A recent “study,” and I use the term loosely, attracted a lot of attention with its finding that iPhone users are delusional. “Released” by a Danish organization “Strand Consult,” the study uses, among other things, a list of faults of the iPhone that users have had to force themselves to overlook, (citing the earliest models whenever possible) to make its point. A report on Strand’s site points out, for example:

2. The phone cannot send MMS: There is no need to send MMSs, hardly anybody sends MMSs.

Of course the current phone can send MMS, but it was necessary to refer to the original phone to make this particular point, and most others. And like so many new products, even those that have no innovation whatsoever, the early iPhone lacked certain features, which came along on later models.

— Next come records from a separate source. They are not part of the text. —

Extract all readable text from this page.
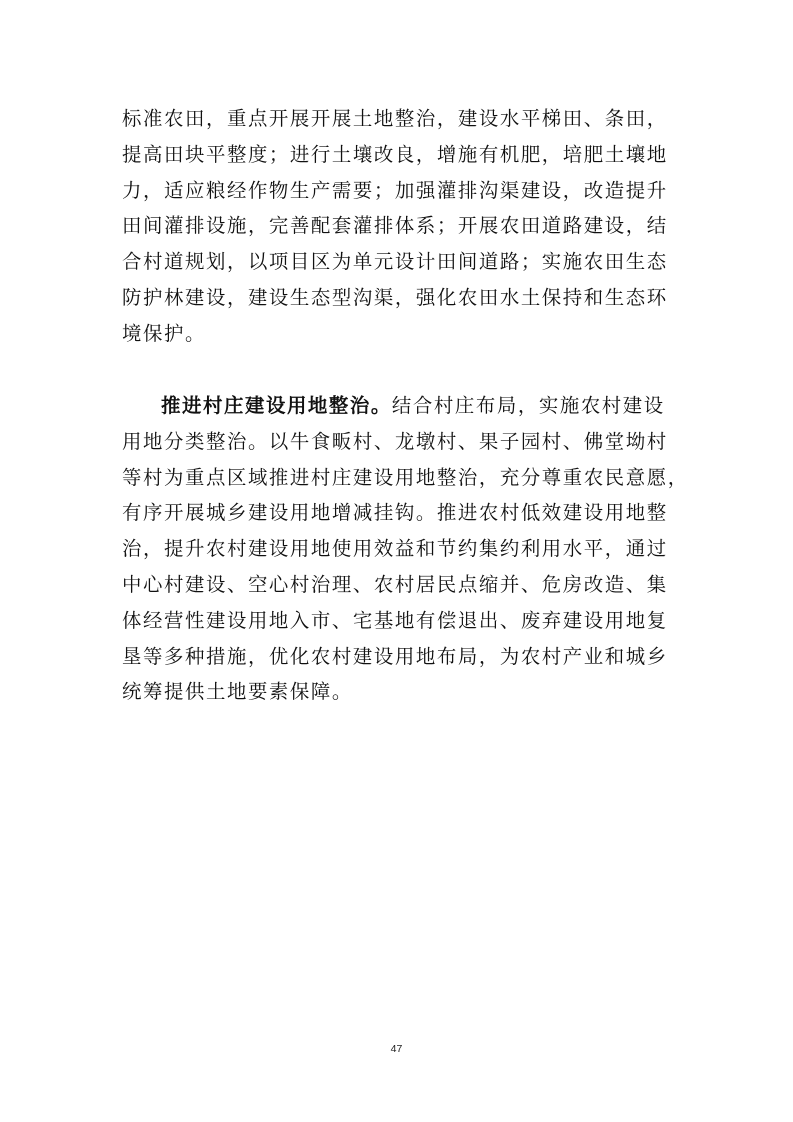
标准农田，重点开展开展土地整治，建设水平梯田、条田，
提高田块平整度；进行土壤改良，增施有机肥，培肥土壤地
力，适应粮经作物生产需要；加强灌排沟渠建设，改造提升
田间灌排设施，完善配套灌排体系；开展农田道路建设，结
合村道规划，以项目区为单元设计田间道路；实施农田生态
防护林建设，建设生态型沟渠，强化农田水土保持和生态环
境保护。
推进村庄建设用地整治。结合村庄布局，实施农村建设
用地分类整治。以牛食畈村、龙墩村、果子园村、佛堂坳村
等村为重点区域推进村庄建设用地整治，充分尊重农民意愿，
有序开展城乡建设用地增减挂钩。推进农村低效建设用地整
治，提升农村建设用地使用效益和节约集约利用水平，通过
中心村建设、空心村治理、农村居民点缩并、危房改造、集
体经营性建设用地入市、宅基地有偿退出、废弃建设用地复
垦等多种措施，优化农村建设用地布局，为农村产业和城乡
统筹提供土地要素保障。
47
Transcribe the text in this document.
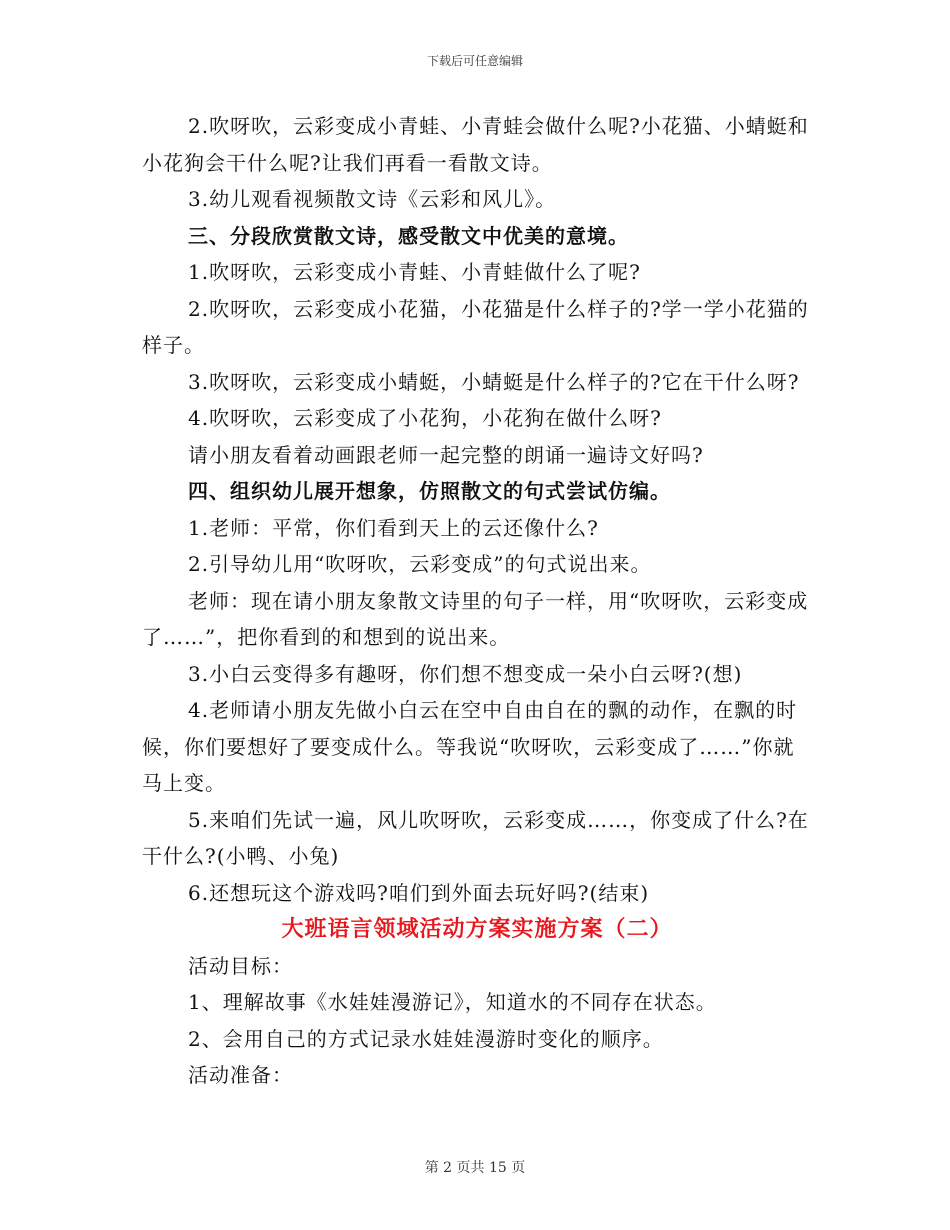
下载后可任意编辑

2.吹呀吹，云彩变成小青蛙、小青蛙会做什么呢?小花猫、小蜻蜓和小花狗会干什么呢?让我们再看一看散文诗。

3.幼儿观看视频散文诗《云彩和风儿》。

三、分段欣赏散文诗，感受散文中优美的意境。

1.吹呀吹，云彩变成小青蛙、小青蛙做什么了呢?

2.吹呀吹，云彩变成小花猫，小花猫是什么样子的?学一学小花猫的样子。

3.吹呀吹，云彩变成小蜻蜓，小蜻蜓是什么样子的?它在干什么呀?

4.吹呀吹，云彩变成了小花狗，小花狗在做什么呀?

请小朋友看着动画跟老师一起完整的朗诵一遍诗文好吗?

四、组织幼儿展开想象，仿照散文的句式尝试仿编。

1.老师：平常，你们看到天上的云还像什么?

2.引导幼儿用“吹呀吹，云彩变成”的句式说出来。

老师：现在请小朋友象散文诗里的句子一样，用“吹呀吹，云彩变成了……”，把你看到的和想到的说出来。

3.小白云变得多有趣呀，你们想不想变成一朵小白云呀?(想)

4.老师请小朋友先做小白云在空中自由自在的飘的动作，在飘的时候，你们要想好了要变成什么。等我说“吹呀吹，云彩变成了……”你就马上变。

5.来咱们先试一遍，风儿吹呀吹，云彩变成……，你变成了什么?在干什么?(小鸭、小兔)

6.还想玩这个游戏吗?咱们到外面去玩好吗?(结束)

大班语言领域活动方案实施方案（二）

活动目标：

1、理解故事《水娃娃漫游记》，知道水的不同存在状态。

2、会用自己的方式记录水娃娃漫游时变化的顺序。

活动准备：

第 2 页共 15 页
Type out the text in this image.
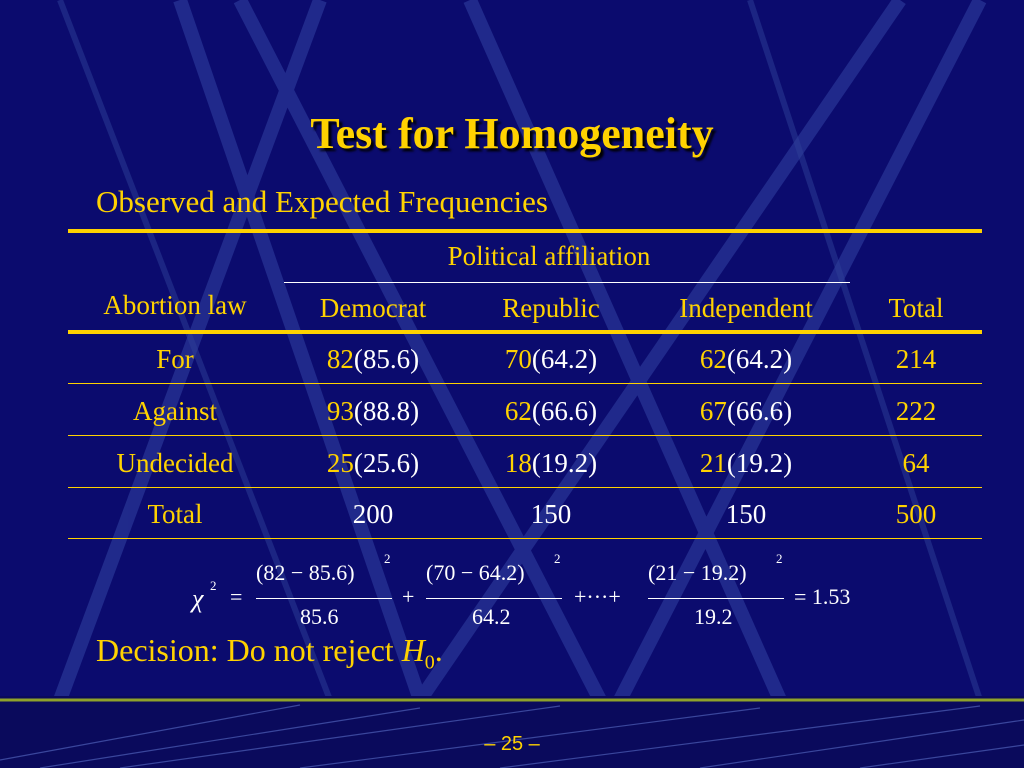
Test for Homogeneity
Observed and Expected Frequencies
Political affiliation
Abortion law	Democrat	Republic	Independent	Total
For	82(85.6)	70(64.2)	62(64.2)	214
Against	93(88.8)	62(66.6)	67(66.6)	222
Undecided	25(25.6)	18(19.2)	21(19.2)	64
Total	200	150	150	500
χ 2 =
(82 − 85.6)
2
85.6
+
(70 − 64.2)
2
64.2
+···+
(21 − 19.2)
2
19.2
= 1.53
Decision: Do not reject $H_0$.
– 25 –
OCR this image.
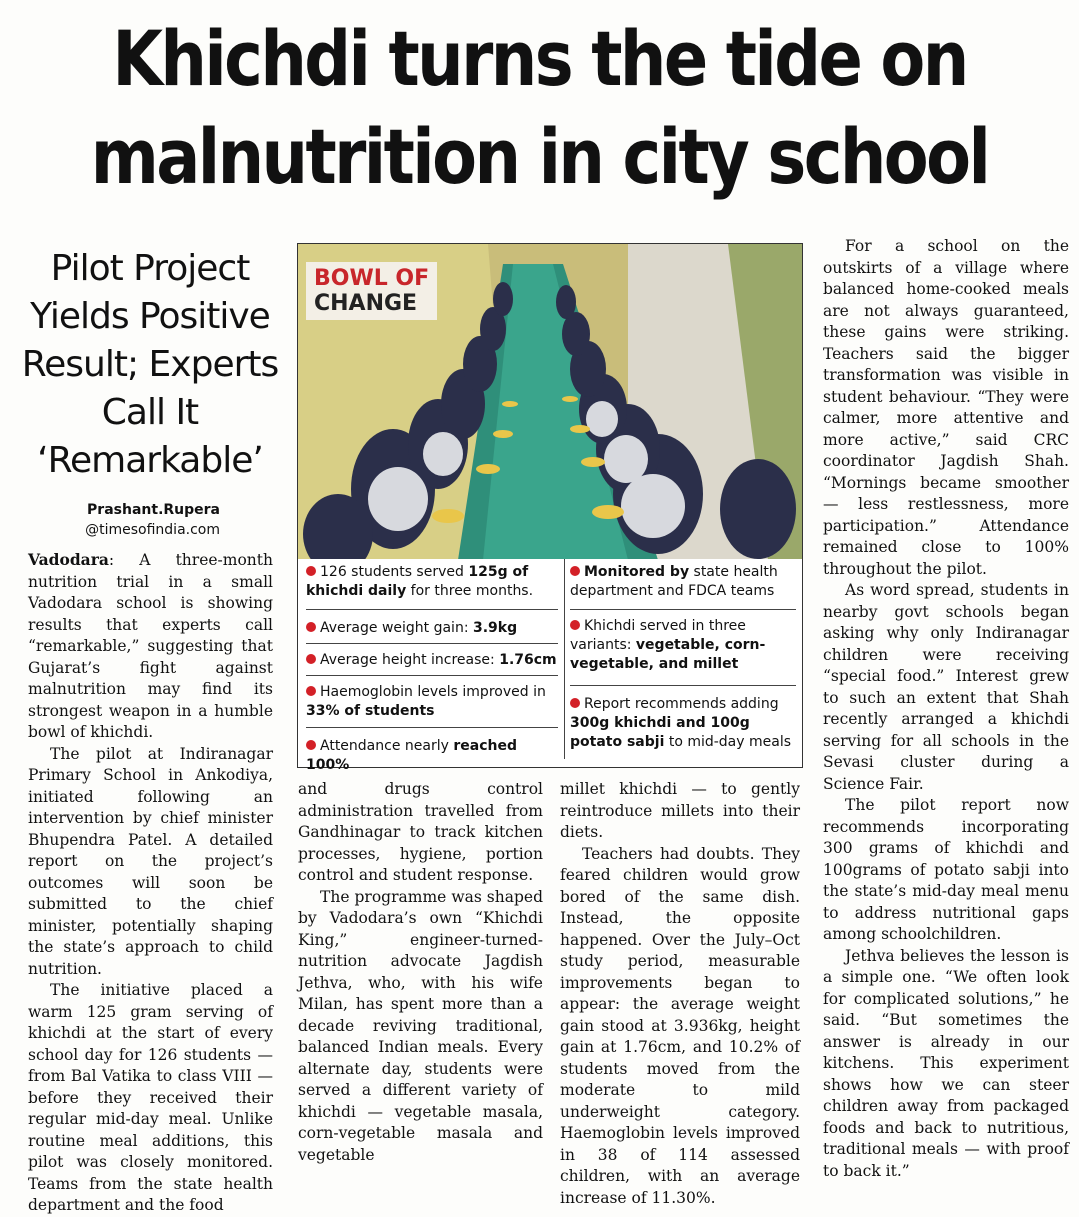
Khichdi turns the tide on
malnutrition in city school
Pilot Project
Yields Positive
Result; Experts
Call It
‘Remarkable’
Prashant.Rupera
@timesofindia.com
BOWL OF
CHANGE
126 students served 125g of khichdi daily for three months.
Average weight gain: 3.9kg
Average height increase: 1.76cm
Haemoglobin levels improved in 33% of students
Attendance nearly reached 100%
Monitored by state health department and FDCA teams
Khichdi served in three variants: vegetable, corn-vegetable, and millet
Report recommends adding 300g khichdi and 100g potato sabji to mid-day meals

Vadodara: A three-month nutrition trial in a small Vadodara school is showing results that experts call “remarkable,” suggesting that Gujarat’s fight against malnutrition may find its strongest weapon in a humble bowl of khichdi.

The pilot at Indiranagar Primary School in Ankodiya, initiated following an intervention by chief minister Bhupendra Patel. A detailed report on the project’s outcomes will soon be submitted to the chief minister, potentially shaping the state’s approach to child nutrition.

The initiative placed a warm 125 gram serving of khichdi at the start of every school day for 126 students — from Bal Vatika to class VIII — before they received their regular mid-day meal. Unlike routine meal additions, this pilot was closely monitored. Teams from the state health department and the food

and drugs control administration travelled from Gandhinagar to track kitchen processes, hygiene, portion control and student response.

The programme was shaped by Vadodara’s own “Khichdi King,” engineer-turned-nutrition advocate Jagdish Jethva, who, with his wife Milan, has spent more than a decade reviving traditional, balanced Indian meals. Every alternate day, students were served a different variety of khichdi — vegetable masala, corn-vegetable masala and vegetable

millet khichdi — to gently reintroduce millets into their diets.

Teachers had doubts. They feared children would grow bored of the same dish. Instead, the opposite happened. Over the July–Oct study period, measurable improvements began to appear: the average weight gain stood at 3.936kg, height gain at 1.76cm, and 10.2% of students moved from the moderate to mild underweight category. Haemoglobin levels improved in 38 of 114 assessed children, with an average increase of 11.30%.

For a school on the outskirts of a village where balanced home-cooked meals are not always guaranteed, these gains were striking. Teachers said the bigger transformation was visible in student behaviour. “They were calmer, more attentive and more active,” said CRC coordinator Jagdish Shah. “Mornings became smoother — less restlessness, more participation.” Attendance remained close to 100% throughout the pilot.

As word spread, students in nearby govt schools began asking why only Indiranagar children were receiving “special food.” Interest grew to such an extent that Shah recently arranged a khichdi serving for all schools in the Sevasi cluster during a Science Fair.

The pilot report now recommends incorporating 300 grams of khichdi and 100grams of potato sabji into the state’s mid-day meal menu to address nutritional gaps among schoolchildren.

Jethva believes the lesson is a simple one. “We often look for complicated solutions,” he said. “But sometimes the answer is already in our kitchens. This experiment shows how we can steer children away from packaged foods and back to nutritious, traditional meals — with proof to back it.”
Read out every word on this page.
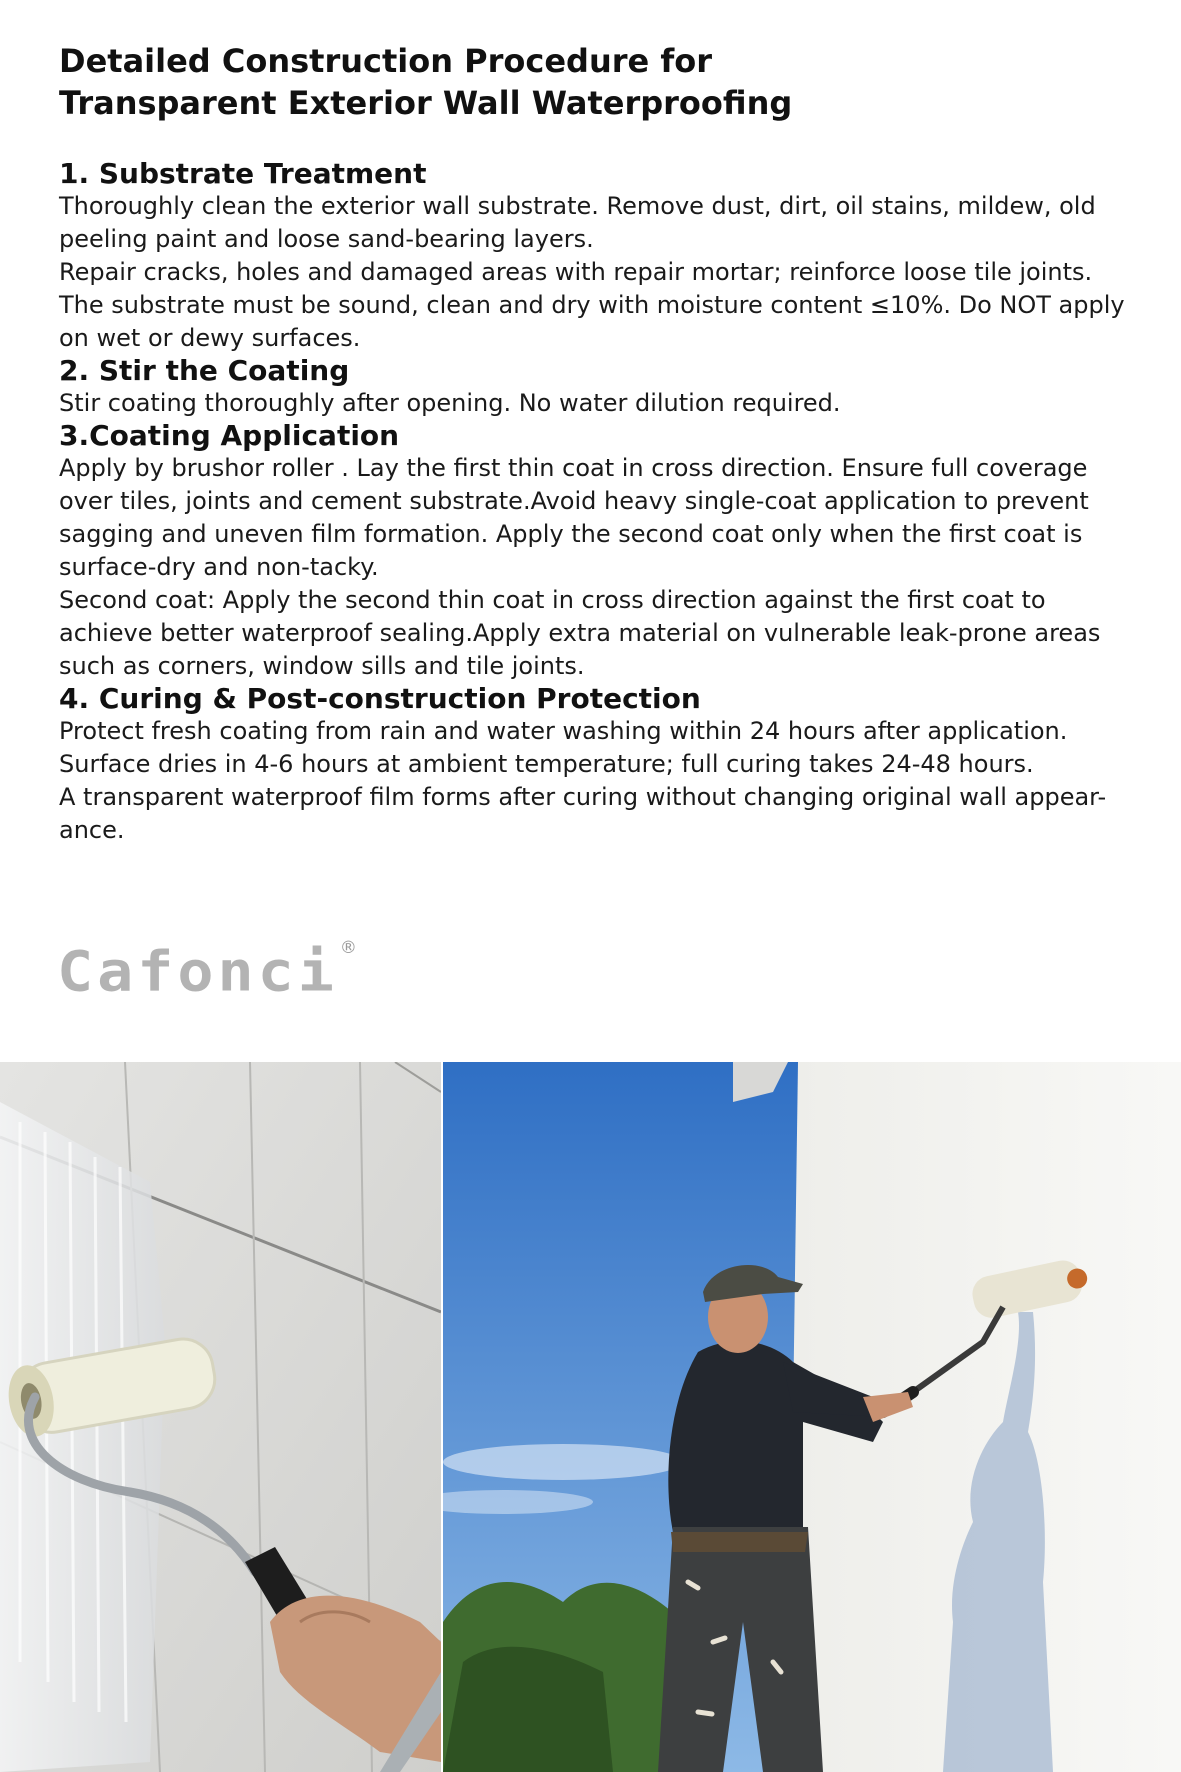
Detailed Construction Procedure for
Transparent Exterior Wall Waterproofing
1. Substrate Treatment

Thoroughly clean the exterior wall substrate. Remove dust, dirt, oil stains, mildew, old
peeling paint and loose sand-bearing layers.
Repair cracks, holes and damaged areas with repair mortar; reinforce loose tile joints.
The substrate must be sound, clean and dry with moisture content ≤10%. Do NOT apply
on wet or dewy surfaces.

2. Stir the Coating

Stir coating thoroughly after opening. No water dilution required.

3.Coating Application

Apply by brushor roller . Lay the first thin coat in cross direction. Ensure full coverage
over tiles, joints and cement substrate.Avoid heavy single-coat application to prevent
sagging and uneven film formation. Apply the second coat only when the first coat is
surface-dry and non-tacky.
Second coat: Apply the second thin coat in cross direction against the first coat to
achieve better waterproof sealing.Apply extra material on vulnerable leak-prone areas
such as corners, window sills and tile joints.

4. Curing & Post-construction Protection

Protect fresh coating from rain and water washing within 24 hours after application.
Surface dries in 4-6 hours at ambient temperature; full curing takes 24-48 hours.
A transparent waterproof film forms after curing without changing original wall appear-
ance.

Cafonci ®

My father once suggested that I write my next book on the subject of “all of those people with their faces buried in their iPhones” who were obsessed with their phones. I replied, “I have a better idea. I’m going to write about you and all those weirdos obsessed with their toasters. Why is it that you use the same toaster every day? It’s a little creepy.”

Seriously, the toaster cult is far more pervasive than the iPhone cult. And like iPhone users, toaster people are delusional. They’ve conditioned themselves to ignore the toaster’s obvious shortcomings:

  1. Improperly adjusted, it can burn the toast
  2. It fills with a toxic waste material called “crumbs”
  3. If you stick a knife in it to retrieve a jammed piece of toast, or more likely a bagel, you could get killed
  4. It does not send MMS. It does not allow incoming calls. It has no cut-and-paste

The study is obviously meant to be humorous. But you should still watch out for gadget zombies.